Finance Minister Arun Jaitley’s first Budget didn’t exactly set the world on fire. In fact it was the first time Modi’s supporters starting to express unhappiness with the government’s policy direction, although few blamed the PM himself. Subramanian was perhaps the most prominent of this lot.

“In substance, this was a budget prepared by incumbent bureaucrats, not incoming politicians,” Subramanian wrote. “It represented continuity – which surprisingly was endorsed by much of the post-Budget commentary – when the need of the hour was change.”

He critiqued the government for sticking to the previous administration’s unrealistic targets and accounting, arguing that some of the figures were implausible enough to demand cynicism. He also said there is too much complacency in India’s fiscal policy, driven by a basic misunderstanding: “The Budget and its analysts alike have focused on the medium-term path of fiscal adjustment.

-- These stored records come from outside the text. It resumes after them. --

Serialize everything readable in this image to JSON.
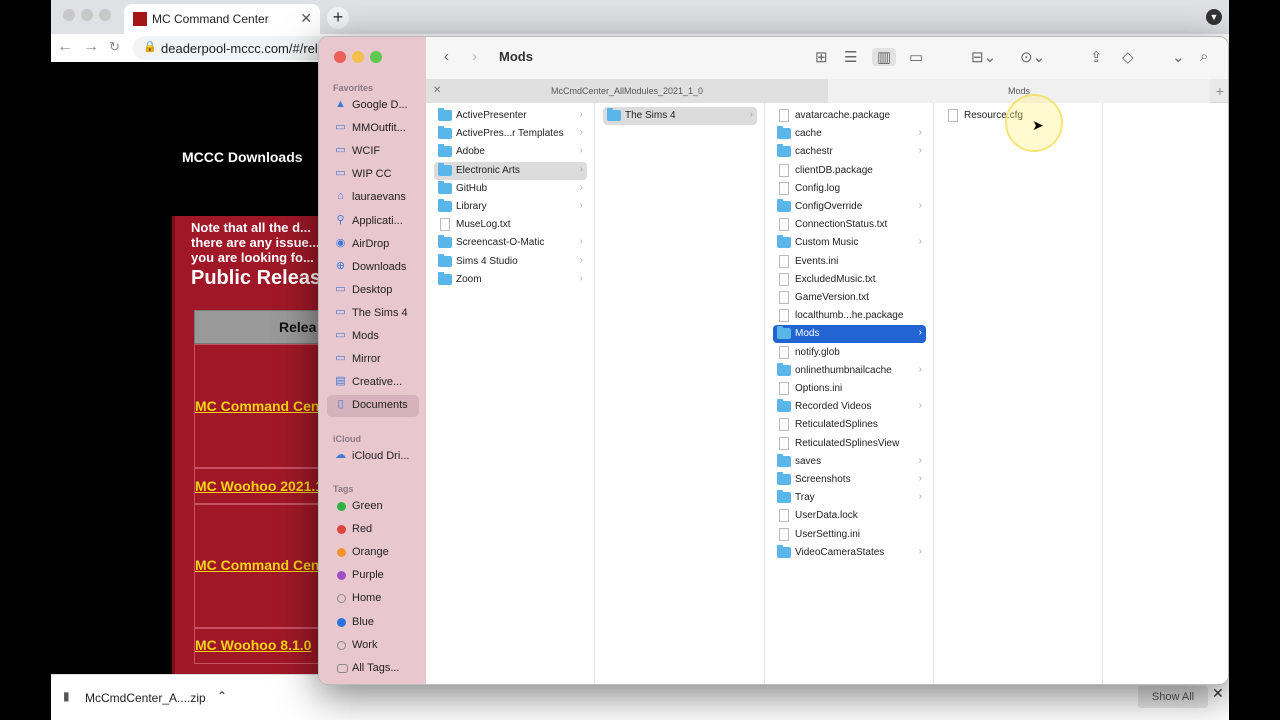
{
  "browser": {
    "tab_title": "MC Command Center",
    "url": "deaderpool-mccc.com/#/rele",
    "new_tab_label": "+"
  },
  "webpage": {
    "mccc_downloads": "MCCC Downloads",
    "note_text": "Note that all the d... there are any issue... you are looking fo...",
    "public_releases": "Public Releas",
    "table_header": "Relea",
    "links": [
      "MC Command Cen",
      "MC Woohoo 2021.1",
      "MC Command Cen",
      "MC Woohoo 8.1.0"
    ]
  },
  "downloads_bar": {
    "file_name": "McCmdCenter_A....zip",
    "show_all": "Show All"
  },
  "finder": {
    "title": "Mods",
    "path_segments": [
      "McCmdCenter_AllModules_2021_1_0",
      "Mods"
    ],
    "sidebar": {
      "favorites_header": "Favorites",
      "favorites": [
        {
          "label": "Google D...",
          "icon": "drive-icon"
        },
        {
          "label": "MMOutfit...",
          "icon": "folder-icon"
        },
        {
          "label": "WCIF",
          "icon": "folder-icon"
        },
        {
          "label": "WIP CC",
          "icon": "folder-icon"
        },
        {
          "label": "lauraevans",
          "icon": "home-icon"
        },
        {
          "label": "Applicati...",
          "icon": "applications-icon"
        },
        {
          "label": "AirDrop",
          "icon": "airdrop-icon"
        },
        {
          "label": "Downloads",
          "icon": "download-icon"
        },
        {
          "label": "Desktop",
          "icon": "desktop-icon"
        },
        {
          "label": "The Sims 4",
          "icon": "folder-icon"
        },
        {
          "label": "Mods",
          "icon": "folder-icon"
        },
        {
          "label": "Mirror",
          "icon": "folder-icon"
        },
        {
          "label": "Creative...",
          "icon": "creative-cloud-icon"
        },
        {
          "label": "Documents",
          "icon": "document-icon"
        }
      ],
      "icloud_header": "iCloud",
      "icloud": [
        {
          "label": "iCloud Dri...",
          "icon": "cloud-icon"
        }
      ],
      "tags_header": "Tags",
      "tags": [
        {
          "label": "Green",
          "color": "#2fb344"
        },
        {
          "label": "Red",
          "color": "#e0443e"
        },
        {
          "label": "Orange",
          "color": "#f3912c"
        },
        {
          "label": "Purple",
          "color": "#a04ec7"
        },
        {
          "label": "Home",
          "color": "#ffffff"
        },
        {
          "label": "Blue",
          "color": "#2c73e0"
        },
        {
          "label": "Work",
          "color": "#ffffff"
        },
        {
          "label": "All Tags...",
          "color": "none"
        }
      ]
    },
    "columns": [
      [
        {
          "name": "ActivePresenter",
          "type": "folder"
        },
        {
          "name": "ActivePres...r Templates",
          "type": "folder"
        },
        {
          "name": "Adobe",
          "type": "folder"
        },
        {
          "name": "Electronic Arts",
          "type": "folder"
        },
        {
          "name": "GitHub",
          "type": "folder"
        },
        {
          "name": "Library",
          "type": "folder"
        },
        {
          "name": "MuseLog.txt",
          "type": "file"
        },
        {
          "name": "Screencast-O-Matic",
          "type": "folder"
        },
        {
          "name": "Sims 4 Studio",
          "type": "folder"
        },
        {
          "name": "Zoom",
          "type": "folder"
        }
      ],
      [
        {
          "name": "The Sims 4",
          "type": "folder"
        }
      ],
      [
        {
          "name": "avatarcache.package",
          "type": "file"
        },
        {
          "name": "cache",
          "type": "folder"
        },
        {
          "name": "cachestr",
          "type": "folder"
        },
        {
          "name": "clientDB.package",
          "type": "file"
        },
        {
          "name": "Config.log",
          "type": "file"
        },
        {
          "name": "ConfigOverride",
          "type": "folder"
        },
        {
          "name": "ConnectionStatus.txt",
          "type": "file"
        },
        {
          "name": "Custom Music",
          "type": "folder"
        },
        {
          "name": "Events.ini",
          "type": "file"
        },
        {
          "name": "ExcludedMusic.txt",
          "type": "file"
        },
        {
          "name": "GameVersion.txt",
          "type": "file"
        },
        {
          "name": "localthumb...he.package",
          "type": "file"
        },
        {
          "name": "Mods",
          "type": "folder"
        },
        {
          "name": "notify.glob",
          "type": "file"
        },
        {
          "name": "onlinethumbnailcache",
          "type": "folder"
        },
        {
          "name": "Options.ini",
          "type": "file"
        },
        {
          "name": "Recorded Videos",
          "type": "folder"
        },
        {
          "name": "ReticulatedSplines",
          "type": "file"
        },
        {
          "name": "ReticulatedSplinesView",
          "type": "file"
        },
        {
          "name": "saves",
          "type": "folder"
        },
        {
          "name": "Screenshots",
          "type": "folder"
        },
        {
          "name": "Tray",
          "type": "folder"
        },
        {
          "name": "UserData.lock",
          "type": "file"
        },
        {
          "name": "UserSetting.ini",
          "type": "file"
        },
        {
          "name": "VideoCameraStates",
          "type": "folder"
        }
      ],
      [
        {
          "name": "Resource.cfg",
          "type": "file"
        }
      ]
    ]
  }
}
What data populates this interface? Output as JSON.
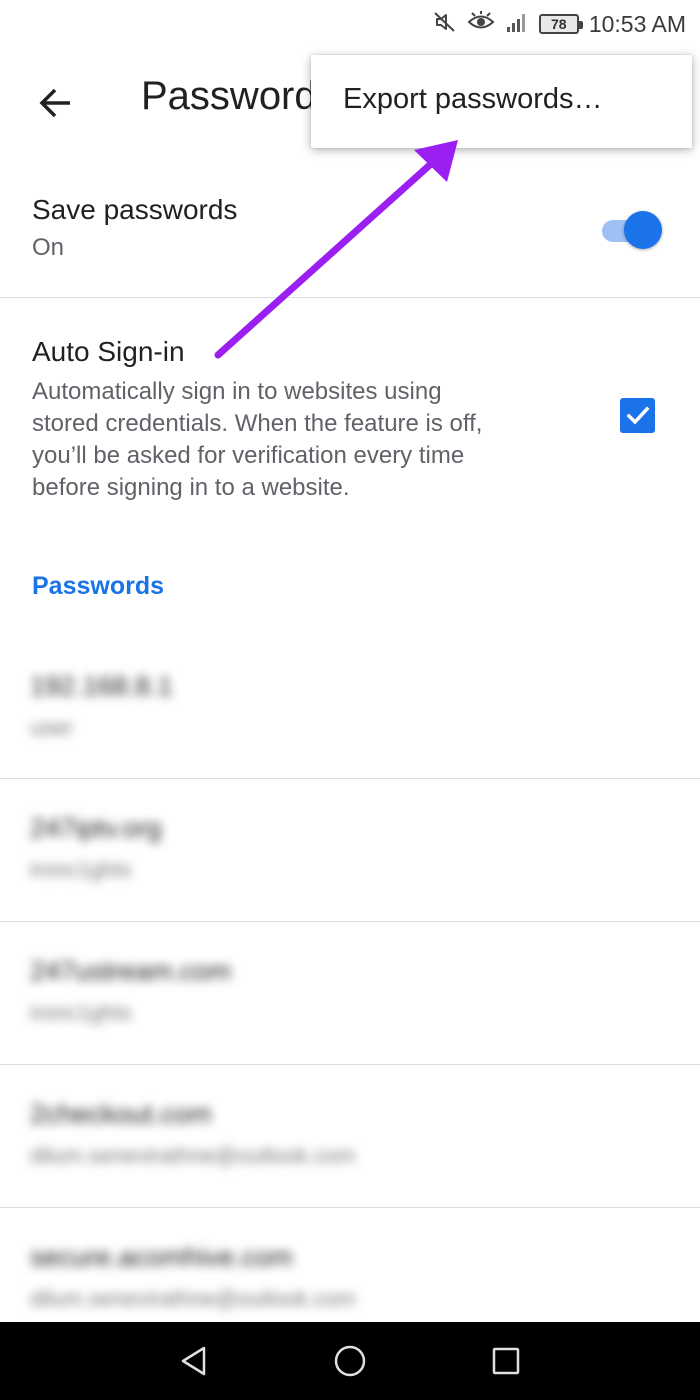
{
  "status_bar": {
    "battery": "78",
    "time": "10:53 AM",
    "icons": [
      "mute-icon",
      "eye-icon",
      "signal-icon",
      "battery-icon"
    ]
  },
  "app_bar": {
    "title": "Passwords",
    "back_icon": "back-arrow-icon"
  },
  "overflow_menu": {
    "items": [
      {
        "label": "Export passwords…"
      }
    ]
  },
  "settings": {
    "save_passwords": {
      "title": "Save passwords",
      "state": "On",
      "enabled": true
    },
    "auto_signin": {
      "title": "Auto Sign-in",
      "description_lines": [
        "Automatically sign in to websites using",
        "stored credentials. When the feature is off,",
        "you’ll be asked for verification every time",
        "before signing in to a website."
      ],
      "checked": true
    }
  },
  "passwords_section": {
    "header": "Passwords",
    "items": [
      {
        "site": "192.168.8.1",
        "user": "user"
      },
      {
        "site": "247iptv.org",
        "user": "ironc1ghts"
      },
      {
        "site": "247ustream.com",
        "user": "ironc1ghts"
      },
      {
        "site": "2checkout.com",
        "user": "dilum.senevirathne@outlook.com"
      },
      {
        "site": "secure.acomhive.com",
        "user": "dilum.senevirathne@outlook.com"
      }
    ]
  },
  "nav_bar": {
    "buttons": [
      "back-triangle-icon",
      "home-circle-icon",
      "recents-square-icon"
    ]
  },
  "colors": {
    "accent": "#1a73e8",
    "annotation_arrow": "#9b1ff0"
  }
}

This path is important but not critical. On fiscal policy, India has a flow problem, not a stock problem.”

While, almost presciently, he called on commentators to give the government the benefit of the doubt for the moment, Subramanian did point out that actions and timelines on the key issues of taxation and subsidies were missing.

Report card

At the end of June, about a month-and-a-half into Modi’s prime ministership, Subramanian offered up a provisional report card based on measures that had been taken until then.

*Inflation: ‘A’ – because of a moderation in minimum support prices and liberalising movements of fruits and vegetables.

*Railway Tariffs: ‘A-’ – a (substantially) insufficient tariff increase, but a “shrewd political calculation”.

*Manufacturing: ‘C’ – extension of excise concession to auto manufacturers despite few reasons to do so.

*Subsidies: ‘D’ – increase of sugar subsidies and imposition of import duties aimed primarily at appeasing the sugar lobby.

WTO position

Subramanian agreed with the Modi government’s classification of the Bali Package as problematic for India, considering its need to provide food security, but wrote a column arguing that the obstructionist approach India took would have serious deleterious effects.

“If India succeeds in its opposition, and the Bali deal collapses, the blow to an already weak WTO would be significant and India would bear much of the blame,” Subramanian wrote. “The costs of a weak and delegitimised multilateral trade system are greater for countries such as India.”

Deng Xiaoping

Subramanian is a careful observer of China. He’s written a book about the country’s economic rise and what it will mean for the rest of the world. So you should not take him lightly when he likens Narendra Modi to Deng Xiaoping, the reformist Chinese president who set the country on its current path.

Speaking at the Rotary Club of Madras in May, Subramanian listed four reasons for the analogy. “Firstly, Modi represents a decisive break from dynasty rule like Deng Xiaoping broke with the madness of Mao Zedong ideology. Other things that make me think further on this are Modi’s decisiveness, pragmatic approach and the obsession to get things done, like the Chinese reformist leader. Also, what strikes me as a parallel between the two is the kind of long-term horizon for their countries. Of course, the other parallel is that both of them have baggage.”